Wejścia na teren posiadłości strzegł marnie wyglądający kot, no i marnie strzegł bramy, bo weszłam bez problemu. 
Żywego człowieka nie uświadczysz, choć o życiu tam tętniącym świadczą chociażby gigantyczne krzewy cytrynowe w donicach. Tak wielkich dotąd nie spotkałam. Jedna z donic miała spokojnie około 1,5 metra średnicy. 
Słabość mam wielką do takich murowanych świadków historii, rzewnie wyłapuję detale. Uśmiech budzi zwyczajny numer domu przy wiekowych drzwiach, Wyobrażacie sobie mieszkać pod numerem 47 w zamku? Dzwonek do drzwi dzielnie opiera się elektryczności.
Całość sprawiła na mnie wrażenie dość swobodnie skomponowanej zabudowy. Każde skrzydło z innej bajki, tylko mur z bramą trzyma miejsce w ryzach.
Wróciłam na superstradę i dojechałam do planowanego zjazdu, by zupełnie nieplanowo poruszać się po Chianti.
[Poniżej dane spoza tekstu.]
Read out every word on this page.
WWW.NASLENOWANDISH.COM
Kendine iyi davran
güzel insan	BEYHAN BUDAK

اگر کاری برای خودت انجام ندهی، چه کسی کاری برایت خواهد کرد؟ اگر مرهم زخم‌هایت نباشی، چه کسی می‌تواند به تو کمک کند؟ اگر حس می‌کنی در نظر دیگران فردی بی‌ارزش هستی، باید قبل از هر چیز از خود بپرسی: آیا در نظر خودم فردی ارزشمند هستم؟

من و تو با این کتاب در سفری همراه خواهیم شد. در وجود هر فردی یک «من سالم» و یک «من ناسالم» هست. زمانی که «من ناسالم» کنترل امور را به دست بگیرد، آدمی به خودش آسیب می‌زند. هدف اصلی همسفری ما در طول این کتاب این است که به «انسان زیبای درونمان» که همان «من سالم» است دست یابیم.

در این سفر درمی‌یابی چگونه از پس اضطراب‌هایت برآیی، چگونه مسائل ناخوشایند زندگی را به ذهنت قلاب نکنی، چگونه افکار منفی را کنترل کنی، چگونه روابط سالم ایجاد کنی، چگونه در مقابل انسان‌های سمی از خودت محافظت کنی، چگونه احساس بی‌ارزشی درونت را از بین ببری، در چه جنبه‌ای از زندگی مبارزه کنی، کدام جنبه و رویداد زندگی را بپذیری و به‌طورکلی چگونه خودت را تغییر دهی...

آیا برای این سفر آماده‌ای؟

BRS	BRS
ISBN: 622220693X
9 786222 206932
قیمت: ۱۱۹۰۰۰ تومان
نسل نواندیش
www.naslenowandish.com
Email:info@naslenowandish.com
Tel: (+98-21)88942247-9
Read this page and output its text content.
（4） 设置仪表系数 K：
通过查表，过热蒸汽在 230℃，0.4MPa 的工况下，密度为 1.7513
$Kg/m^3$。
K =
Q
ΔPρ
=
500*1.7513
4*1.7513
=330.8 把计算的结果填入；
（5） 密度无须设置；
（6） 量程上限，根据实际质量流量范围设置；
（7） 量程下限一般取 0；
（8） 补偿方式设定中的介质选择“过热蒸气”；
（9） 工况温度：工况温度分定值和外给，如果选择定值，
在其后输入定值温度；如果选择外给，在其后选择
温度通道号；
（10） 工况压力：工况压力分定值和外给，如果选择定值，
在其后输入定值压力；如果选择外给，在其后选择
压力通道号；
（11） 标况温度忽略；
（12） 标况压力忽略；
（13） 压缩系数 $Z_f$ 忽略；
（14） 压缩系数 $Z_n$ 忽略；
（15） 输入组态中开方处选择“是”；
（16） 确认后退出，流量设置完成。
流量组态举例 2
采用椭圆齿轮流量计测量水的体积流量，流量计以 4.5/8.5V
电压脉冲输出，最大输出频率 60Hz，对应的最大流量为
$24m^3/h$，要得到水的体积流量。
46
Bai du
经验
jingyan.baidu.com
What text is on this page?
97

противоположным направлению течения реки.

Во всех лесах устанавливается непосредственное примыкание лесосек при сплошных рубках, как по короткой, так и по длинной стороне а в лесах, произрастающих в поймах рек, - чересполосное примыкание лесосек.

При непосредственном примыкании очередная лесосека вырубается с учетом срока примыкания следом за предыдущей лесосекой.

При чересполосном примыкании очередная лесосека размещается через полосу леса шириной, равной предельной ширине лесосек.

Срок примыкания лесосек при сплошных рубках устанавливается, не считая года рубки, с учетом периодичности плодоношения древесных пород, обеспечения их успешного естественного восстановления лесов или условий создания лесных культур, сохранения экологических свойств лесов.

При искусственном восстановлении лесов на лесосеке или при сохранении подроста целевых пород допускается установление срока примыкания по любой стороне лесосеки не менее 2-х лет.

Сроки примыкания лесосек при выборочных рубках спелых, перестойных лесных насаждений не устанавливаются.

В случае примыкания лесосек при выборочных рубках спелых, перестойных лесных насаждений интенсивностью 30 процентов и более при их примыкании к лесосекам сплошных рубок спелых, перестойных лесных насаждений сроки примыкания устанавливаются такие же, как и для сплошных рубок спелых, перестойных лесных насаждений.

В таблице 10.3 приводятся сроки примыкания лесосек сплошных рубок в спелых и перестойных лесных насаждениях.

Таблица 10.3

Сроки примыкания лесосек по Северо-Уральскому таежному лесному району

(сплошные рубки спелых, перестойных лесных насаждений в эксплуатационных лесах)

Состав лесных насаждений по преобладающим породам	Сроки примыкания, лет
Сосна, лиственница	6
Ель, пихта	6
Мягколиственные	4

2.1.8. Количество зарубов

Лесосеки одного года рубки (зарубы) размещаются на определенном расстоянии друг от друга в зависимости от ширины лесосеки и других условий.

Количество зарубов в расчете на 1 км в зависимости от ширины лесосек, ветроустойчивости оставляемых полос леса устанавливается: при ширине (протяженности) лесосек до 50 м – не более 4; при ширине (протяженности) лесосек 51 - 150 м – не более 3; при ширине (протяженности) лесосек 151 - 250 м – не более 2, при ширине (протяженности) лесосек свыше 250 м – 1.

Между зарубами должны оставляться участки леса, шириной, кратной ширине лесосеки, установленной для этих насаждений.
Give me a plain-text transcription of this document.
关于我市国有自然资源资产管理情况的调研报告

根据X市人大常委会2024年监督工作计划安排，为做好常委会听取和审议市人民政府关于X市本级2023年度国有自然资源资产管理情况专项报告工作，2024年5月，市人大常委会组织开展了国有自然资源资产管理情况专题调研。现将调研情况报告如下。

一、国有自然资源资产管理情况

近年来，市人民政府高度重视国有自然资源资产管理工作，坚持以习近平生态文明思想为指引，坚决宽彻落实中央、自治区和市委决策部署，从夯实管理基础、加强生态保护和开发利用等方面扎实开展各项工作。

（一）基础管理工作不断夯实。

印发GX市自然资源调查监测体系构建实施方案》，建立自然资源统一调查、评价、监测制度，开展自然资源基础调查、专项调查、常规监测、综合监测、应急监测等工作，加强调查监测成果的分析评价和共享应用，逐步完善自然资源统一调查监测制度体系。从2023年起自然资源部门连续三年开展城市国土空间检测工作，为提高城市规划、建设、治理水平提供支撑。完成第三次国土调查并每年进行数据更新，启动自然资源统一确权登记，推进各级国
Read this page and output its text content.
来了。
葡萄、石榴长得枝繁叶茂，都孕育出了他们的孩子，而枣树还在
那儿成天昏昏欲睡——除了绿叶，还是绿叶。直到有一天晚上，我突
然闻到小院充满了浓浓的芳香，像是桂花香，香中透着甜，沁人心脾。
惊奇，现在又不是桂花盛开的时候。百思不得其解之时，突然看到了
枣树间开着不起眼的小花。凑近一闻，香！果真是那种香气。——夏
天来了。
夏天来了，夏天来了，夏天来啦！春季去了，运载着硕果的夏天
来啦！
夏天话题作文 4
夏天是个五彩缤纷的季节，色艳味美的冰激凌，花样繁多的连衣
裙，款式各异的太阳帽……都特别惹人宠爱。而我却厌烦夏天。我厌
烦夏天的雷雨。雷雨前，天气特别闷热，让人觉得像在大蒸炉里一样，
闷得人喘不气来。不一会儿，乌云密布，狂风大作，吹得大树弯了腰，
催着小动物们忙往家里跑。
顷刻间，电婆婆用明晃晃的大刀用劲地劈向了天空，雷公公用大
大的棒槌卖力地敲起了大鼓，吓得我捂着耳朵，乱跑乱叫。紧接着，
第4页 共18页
Ta nieplanowość doprowadziła mnie aż za tablicę z napisem ... "Siena". 
No nie, do Sieny nie chciałam tego dnia! 
W ogóle nie chciałam do ludzi, byłam zbyt wyciszona klasztorną ciszą i chciałam się jeszcze ją w sobie zostawić. 
Wróciłam więc do punktu podejrzanego o drogę odpowiadającą moim zapotrzebowaniom. Gdzieś jeszcze następny zamek po drodze, ale już nie wysiadałam z auta, tylko odnotowałam, że jest i czeka. Potem odnotowana Certosa, winnice, gaje oliwne, a potem asfalt zakończył działalność ustępując szutrowej strada bianca. Długo jechałam głuszą, czasami niemal w wąwozie, chwilami znowu odsłaniały się tereny rolnicze, ale częściej były to mało przystępne lasy. 
Dojechałam, drugi raz w tym dniu, do Radda in Chianti,  nie uległam, nie wysiadłam, znalazłam następną boczną drogę i ruszyłam w kierunku domu. 
Na mapie wydaje się to być proste i takie bliskie siebie, te dwie drogi - "w tę" i "z powrotem".Poruszałam się z mało doskonałą mapą samego Chianti, bez GPS, za to z radością wynikającą z samej drogi. 

8 komentarzy:

  1. Chianti moje ukochane mogłabym tam jeździć, jeździć i jeździć...
    Pozdrawiam Iwona

    OdpowiedzUsuń
  2. Piękny jest ten wizerunek Matki Bożej z Dzieciątkiem,ma w sobie taką intymnosc,i ten policzek tak wtulony miękko- i kopia wielce udana! Jeszcze nie zapoznałam sie z archiwalnymi wpisami,a gdzie znajdę źrodło tej historii z prosbą o wykonanie kopii,w jakim miesiącu szukac:)?
    pozdrawiam z Wrocławia

    OdpowiedzUsuń
  3. Wszystko wspaniałe. Tak pochłonęły Panią plenery, że ból kręgosłupa poszedł w niepamięć. Tylko czy na pewno i na jak długo. Jej.. jakie piękne są miejsca takie bez nadmiaru ludzi. Regin Chianti jest tak urokliwy sam z siebie.. ciekawe są te zapasy do spiżarni:-) pytam choć nie powinnam.Życzę zdrówka.

    OdpowiedzUsuń
  4. Asia oto pierwsza moja wizyta w sanktuarium http://toskania.matyjaszczyk.com/2010/01/santuario-maria-ss-del-rifugio.html
    Pani Mażeno to były dżemy oraz... wyborne wino :) jeszcze nie ich produkcji, bo tę zaczęli w tym roku. To które otrzymałam pochodzi za to z godnych winiarskich okolic Montepulciano

    OdpowiedzUsuń
  5. dziekuje z calego serca , przepiekna podroz i cel. pozdrawiam
    Grazyna

    OdpowiedzUsuń
  6. Dziękuje pięknie za wskazówkę-juz odnalazłam i się zaczytałam nieprzyzwoicie w kolejnych epizodach!

    OdpowiedzUsuń
  7. Asiu, już teraz wiem skąd u Ciebie takie zainteresowanie, cudnie malujesz, w stylu bardzo dopowiadającym mojej duszy. Bardzo mi się podoba, że przetworzyłaś znane fragmenty obrazów na coś bardziej osobistego. Ja ciągle jeszcze za mało doskonalę swój warsztat.

    OdpowiedzUsuń
  8. Piekna pasja i z takim cieplem opowiedziana z cala historia tego dnia.